There are so many different types of parenting that it can be hard to keep track—attachment, authoritative, peaceful—but the most important thing is finding out which style (or combination) works best for you and your little one. And now there's talk of another parenting technique worth considering: gentle parenting. It may sound a bit counterintuitive based on the name, since let's be honest, all parents should be gentle when it comes to their tinies, but bear with us.
"Although attachment parenting and gentle parenting can be complementary, attachment parenting is a style of parenting following specific principles, whereas I see 'gentle parenting' as just a way of being that has no bearing on making specific choices to be in line with a certain style," says Sarah Ockwell-Smith, a parenting expert and author of educational childcare books like The Gentle Parenting Book. Below, keep reading to see the main tenets of this parenting technique, plus why some parents find it so effective.

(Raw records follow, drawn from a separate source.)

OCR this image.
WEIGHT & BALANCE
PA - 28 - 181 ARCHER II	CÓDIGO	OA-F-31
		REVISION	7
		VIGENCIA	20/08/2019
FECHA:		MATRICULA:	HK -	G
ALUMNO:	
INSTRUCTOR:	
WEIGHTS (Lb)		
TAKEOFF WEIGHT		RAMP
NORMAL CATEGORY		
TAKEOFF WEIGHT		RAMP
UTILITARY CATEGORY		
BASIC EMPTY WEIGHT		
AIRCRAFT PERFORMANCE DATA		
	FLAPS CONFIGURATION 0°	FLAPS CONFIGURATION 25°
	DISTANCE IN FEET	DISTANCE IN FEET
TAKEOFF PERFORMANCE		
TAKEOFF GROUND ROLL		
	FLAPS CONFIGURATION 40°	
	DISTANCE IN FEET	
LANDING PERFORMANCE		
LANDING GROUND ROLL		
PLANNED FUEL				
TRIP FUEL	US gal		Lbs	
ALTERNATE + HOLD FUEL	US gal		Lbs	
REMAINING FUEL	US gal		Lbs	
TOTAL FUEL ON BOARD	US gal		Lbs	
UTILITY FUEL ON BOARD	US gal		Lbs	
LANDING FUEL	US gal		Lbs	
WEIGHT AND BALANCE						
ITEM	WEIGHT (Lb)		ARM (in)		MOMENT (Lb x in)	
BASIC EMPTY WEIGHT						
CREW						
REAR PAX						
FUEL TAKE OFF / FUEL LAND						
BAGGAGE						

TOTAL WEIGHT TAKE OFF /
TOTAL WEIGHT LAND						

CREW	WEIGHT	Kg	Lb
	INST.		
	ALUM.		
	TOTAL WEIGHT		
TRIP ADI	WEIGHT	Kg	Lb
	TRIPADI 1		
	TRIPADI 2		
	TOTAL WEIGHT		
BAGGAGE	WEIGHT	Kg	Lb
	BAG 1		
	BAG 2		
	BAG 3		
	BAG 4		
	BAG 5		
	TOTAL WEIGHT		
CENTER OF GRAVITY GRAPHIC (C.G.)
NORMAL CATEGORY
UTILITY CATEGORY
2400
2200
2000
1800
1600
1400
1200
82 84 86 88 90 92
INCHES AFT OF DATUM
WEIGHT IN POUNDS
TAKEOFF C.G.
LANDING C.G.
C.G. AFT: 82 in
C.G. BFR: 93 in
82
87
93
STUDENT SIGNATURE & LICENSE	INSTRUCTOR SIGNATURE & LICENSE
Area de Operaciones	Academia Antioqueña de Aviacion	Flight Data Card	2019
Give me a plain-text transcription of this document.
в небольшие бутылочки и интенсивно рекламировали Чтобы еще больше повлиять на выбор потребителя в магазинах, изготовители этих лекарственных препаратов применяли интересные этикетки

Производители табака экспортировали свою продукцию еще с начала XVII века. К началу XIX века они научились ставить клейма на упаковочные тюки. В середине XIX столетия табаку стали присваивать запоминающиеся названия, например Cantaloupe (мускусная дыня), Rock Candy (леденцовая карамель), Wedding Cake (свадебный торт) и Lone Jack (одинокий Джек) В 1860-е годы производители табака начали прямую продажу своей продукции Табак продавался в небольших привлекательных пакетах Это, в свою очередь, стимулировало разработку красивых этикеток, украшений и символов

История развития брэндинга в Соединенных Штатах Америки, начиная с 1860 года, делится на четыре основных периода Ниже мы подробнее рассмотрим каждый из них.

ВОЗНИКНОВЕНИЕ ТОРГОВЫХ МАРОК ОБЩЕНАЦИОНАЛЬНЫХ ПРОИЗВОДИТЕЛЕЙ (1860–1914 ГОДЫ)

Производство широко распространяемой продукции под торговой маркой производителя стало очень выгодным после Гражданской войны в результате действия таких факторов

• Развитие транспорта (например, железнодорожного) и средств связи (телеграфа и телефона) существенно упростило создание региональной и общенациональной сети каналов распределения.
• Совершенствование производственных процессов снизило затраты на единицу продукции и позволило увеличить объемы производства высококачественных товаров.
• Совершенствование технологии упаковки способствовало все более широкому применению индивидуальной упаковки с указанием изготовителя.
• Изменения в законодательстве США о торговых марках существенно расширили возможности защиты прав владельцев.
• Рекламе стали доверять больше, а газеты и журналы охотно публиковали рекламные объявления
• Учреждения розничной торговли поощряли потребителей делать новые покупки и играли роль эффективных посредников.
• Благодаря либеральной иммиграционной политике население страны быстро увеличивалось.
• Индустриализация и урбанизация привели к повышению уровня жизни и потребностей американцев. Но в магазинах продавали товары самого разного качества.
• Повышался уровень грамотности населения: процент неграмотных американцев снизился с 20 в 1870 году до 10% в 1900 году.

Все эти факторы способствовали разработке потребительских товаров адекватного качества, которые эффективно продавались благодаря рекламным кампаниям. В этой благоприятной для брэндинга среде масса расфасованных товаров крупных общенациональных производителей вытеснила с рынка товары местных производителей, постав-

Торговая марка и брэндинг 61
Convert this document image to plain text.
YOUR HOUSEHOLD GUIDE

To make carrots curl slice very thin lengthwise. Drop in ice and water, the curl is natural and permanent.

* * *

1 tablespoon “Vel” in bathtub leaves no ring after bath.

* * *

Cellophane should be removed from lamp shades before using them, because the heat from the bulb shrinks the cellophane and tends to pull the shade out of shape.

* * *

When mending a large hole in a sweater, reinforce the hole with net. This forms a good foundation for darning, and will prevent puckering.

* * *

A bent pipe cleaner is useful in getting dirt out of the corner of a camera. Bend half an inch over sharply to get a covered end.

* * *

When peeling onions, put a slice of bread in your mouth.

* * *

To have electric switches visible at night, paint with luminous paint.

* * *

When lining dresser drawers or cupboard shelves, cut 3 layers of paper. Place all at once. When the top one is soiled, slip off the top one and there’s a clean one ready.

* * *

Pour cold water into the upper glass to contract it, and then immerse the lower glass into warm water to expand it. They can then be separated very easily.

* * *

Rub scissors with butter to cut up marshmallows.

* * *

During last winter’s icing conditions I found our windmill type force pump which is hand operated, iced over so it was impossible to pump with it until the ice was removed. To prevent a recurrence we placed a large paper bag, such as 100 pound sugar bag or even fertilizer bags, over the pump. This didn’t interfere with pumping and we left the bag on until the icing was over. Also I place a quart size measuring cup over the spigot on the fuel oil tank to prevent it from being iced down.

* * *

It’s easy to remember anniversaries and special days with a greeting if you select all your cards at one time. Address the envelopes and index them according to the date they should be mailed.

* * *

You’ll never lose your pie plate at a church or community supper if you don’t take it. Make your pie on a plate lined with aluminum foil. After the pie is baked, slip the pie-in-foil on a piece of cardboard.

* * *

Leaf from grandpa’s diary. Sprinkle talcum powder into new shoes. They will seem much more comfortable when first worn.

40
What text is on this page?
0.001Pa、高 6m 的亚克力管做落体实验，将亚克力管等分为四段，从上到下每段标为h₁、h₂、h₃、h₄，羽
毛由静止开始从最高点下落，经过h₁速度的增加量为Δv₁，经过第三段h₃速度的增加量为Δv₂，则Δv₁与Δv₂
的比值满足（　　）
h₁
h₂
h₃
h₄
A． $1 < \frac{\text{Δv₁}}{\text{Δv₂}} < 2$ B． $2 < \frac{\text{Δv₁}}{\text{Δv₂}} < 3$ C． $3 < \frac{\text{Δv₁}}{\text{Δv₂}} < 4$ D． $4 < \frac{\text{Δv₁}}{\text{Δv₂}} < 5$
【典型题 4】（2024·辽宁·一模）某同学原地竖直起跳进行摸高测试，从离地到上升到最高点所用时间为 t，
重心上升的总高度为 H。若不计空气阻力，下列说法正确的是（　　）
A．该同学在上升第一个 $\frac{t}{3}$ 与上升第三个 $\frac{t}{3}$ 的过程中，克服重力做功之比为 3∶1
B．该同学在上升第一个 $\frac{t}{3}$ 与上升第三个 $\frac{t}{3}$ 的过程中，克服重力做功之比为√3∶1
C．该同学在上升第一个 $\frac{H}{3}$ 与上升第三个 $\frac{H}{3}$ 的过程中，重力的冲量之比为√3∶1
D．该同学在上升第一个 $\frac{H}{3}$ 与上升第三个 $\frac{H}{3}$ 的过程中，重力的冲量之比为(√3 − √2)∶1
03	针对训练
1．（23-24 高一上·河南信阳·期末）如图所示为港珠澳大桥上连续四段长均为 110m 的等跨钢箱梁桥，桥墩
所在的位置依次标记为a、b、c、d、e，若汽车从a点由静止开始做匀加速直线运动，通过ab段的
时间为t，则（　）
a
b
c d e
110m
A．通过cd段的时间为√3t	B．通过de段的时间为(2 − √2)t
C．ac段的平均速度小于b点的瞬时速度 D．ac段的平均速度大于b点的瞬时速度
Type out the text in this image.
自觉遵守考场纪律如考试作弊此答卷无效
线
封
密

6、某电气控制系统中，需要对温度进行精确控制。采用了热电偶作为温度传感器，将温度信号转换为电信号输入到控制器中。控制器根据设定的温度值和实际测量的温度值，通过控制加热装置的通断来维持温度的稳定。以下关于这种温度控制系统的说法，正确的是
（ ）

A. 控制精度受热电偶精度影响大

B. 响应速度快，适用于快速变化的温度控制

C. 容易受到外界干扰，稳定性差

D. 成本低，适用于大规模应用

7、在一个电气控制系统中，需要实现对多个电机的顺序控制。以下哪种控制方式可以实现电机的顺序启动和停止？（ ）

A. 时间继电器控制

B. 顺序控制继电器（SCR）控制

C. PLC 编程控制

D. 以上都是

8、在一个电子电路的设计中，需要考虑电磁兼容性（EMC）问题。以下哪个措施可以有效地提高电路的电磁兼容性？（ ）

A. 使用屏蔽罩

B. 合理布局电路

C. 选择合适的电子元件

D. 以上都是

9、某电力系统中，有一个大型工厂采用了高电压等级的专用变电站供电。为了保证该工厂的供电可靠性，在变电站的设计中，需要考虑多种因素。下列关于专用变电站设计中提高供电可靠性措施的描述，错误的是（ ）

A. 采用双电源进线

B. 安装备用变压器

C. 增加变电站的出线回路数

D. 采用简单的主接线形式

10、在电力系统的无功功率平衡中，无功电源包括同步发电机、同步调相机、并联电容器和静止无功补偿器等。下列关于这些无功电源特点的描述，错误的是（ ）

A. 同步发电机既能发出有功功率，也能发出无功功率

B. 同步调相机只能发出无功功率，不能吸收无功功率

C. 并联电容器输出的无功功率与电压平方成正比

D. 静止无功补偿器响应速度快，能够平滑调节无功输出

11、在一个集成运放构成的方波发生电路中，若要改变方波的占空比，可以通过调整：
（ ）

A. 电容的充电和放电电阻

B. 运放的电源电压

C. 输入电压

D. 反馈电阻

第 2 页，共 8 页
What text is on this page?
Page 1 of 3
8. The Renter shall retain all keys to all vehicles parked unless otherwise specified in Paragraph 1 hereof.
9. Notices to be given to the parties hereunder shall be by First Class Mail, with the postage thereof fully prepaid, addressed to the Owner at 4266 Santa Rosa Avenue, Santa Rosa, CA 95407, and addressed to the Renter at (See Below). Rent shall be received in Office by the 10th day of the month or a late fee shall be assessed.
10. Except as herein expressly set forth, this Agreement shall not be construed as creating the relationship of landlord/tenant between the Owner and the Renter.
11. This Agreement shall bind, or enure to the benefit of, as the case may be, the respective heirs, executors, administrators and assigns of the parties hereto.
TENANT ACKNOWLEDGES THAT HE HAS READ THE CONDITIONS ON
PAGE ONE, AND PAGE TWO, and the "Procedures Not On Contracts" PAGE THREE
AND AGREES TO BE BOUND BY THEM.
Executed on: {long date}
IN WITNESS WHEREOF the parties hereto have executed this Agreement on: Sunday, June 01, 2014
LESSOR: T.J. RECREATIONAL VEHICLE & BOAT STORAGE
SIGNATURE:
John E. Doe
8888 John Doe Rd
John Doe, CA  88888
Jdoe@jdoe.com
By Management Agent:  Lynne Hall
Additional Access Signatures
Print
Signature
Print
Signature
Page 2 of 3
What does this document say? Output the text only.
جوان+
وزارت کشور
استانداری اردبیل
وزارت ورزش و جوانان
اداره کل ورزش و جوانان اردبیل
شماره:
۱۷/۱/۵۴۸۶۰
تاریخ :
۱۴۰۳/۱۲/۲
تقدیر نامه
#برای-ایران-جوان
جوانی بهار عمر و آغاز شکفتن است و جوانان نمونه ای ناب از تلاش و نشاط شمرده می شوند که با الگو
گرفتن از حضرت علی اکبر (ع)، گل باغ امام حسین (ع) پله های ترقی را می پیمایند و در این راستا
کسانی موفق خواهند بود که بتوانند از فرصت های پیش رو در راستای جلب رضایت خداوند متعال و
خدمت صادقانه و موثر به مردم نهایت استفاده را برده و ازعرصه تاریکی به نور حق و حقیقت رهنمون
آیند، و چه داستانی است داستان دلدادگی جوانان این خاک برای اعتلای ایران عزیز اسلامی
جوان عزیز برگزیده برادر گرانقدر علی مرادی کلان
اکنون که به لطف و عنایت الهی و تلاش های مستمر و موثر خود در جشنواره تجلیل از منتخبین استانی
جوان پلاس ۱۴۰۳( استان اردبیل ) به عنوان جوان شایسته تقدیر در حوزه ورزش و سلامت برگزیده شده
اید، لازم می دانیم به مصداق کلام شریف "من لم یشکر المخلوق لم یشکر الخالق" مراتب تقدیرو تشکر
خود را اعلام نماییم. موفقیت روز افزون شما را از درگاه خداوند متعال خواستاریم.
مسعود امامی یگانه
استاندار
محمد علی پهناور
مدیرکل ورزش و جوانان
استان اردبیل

Gentle parenting is not just about letting your toddler throw a tantrum—it's all about digging deeper to find the root as to why they're unhappy in the first place. It places an emphasis on treating your child as you would want to be treated (you would want someone else to understand you if you were visibly upset or distressed).
- Let your child be in charge of their own emotions—and how (and when) they let them out.
- Don't bribe or punish to get the results you think you should get. Instead, let your little one trust their instincts.
- Only set limits when necessary, like for safety purposes.
Sometimes we expect little ones to act like adults, but we need to educate ourselves as to the developmental abilities at each age they hit. For example, a 5-year-old often throws temper tantrums, but if we had the same problem with a 12-year-old, we should consider that an issue worth working on. Instead, we should focus on treating our kids as we would want to be treated. "Children have bad days just like us. Some days the world is overwhelming; some days they are scared, lonely, confused, anxious or angry," says Ockwell-Smith. "Some days they need duvet days, hugs, and for us to listen to them."
- Don't let your child cry it out at night.
- Give them your full attention as you would want (even if they're not acting the way you'd want them to).
- Refrain from instituting time-outs.
You probably understand the concept of respect, but it's important here to underline the importance of respecting your child's individuality. If you don't like to do or eat something, you don't force yourself to do it, so why would you force something on your child? By giving control back to the child, you're playing into the concept of respect.
"If we respected our children, we would listen when they woke crying in the middle of the night instead of returning them to bed with minimal eye contact or conversation," explains Ockwell-Smith. "If we respected our children, we would not force them to eat the untouched broccoli on their plate that they beg us to leave. If we respected our children, they would respect us and not feel the need to display half of the behaviors listed above."
- Let your child tell you what and when they want to eat.
- Work your schedule around your child's while they are still young.
- Let them have their own opinions—and support them. ■
Now that you have more background on gentle parenting, you can consider trying it with your little one. And remember: There is no one-size-fits-all approach for parenting.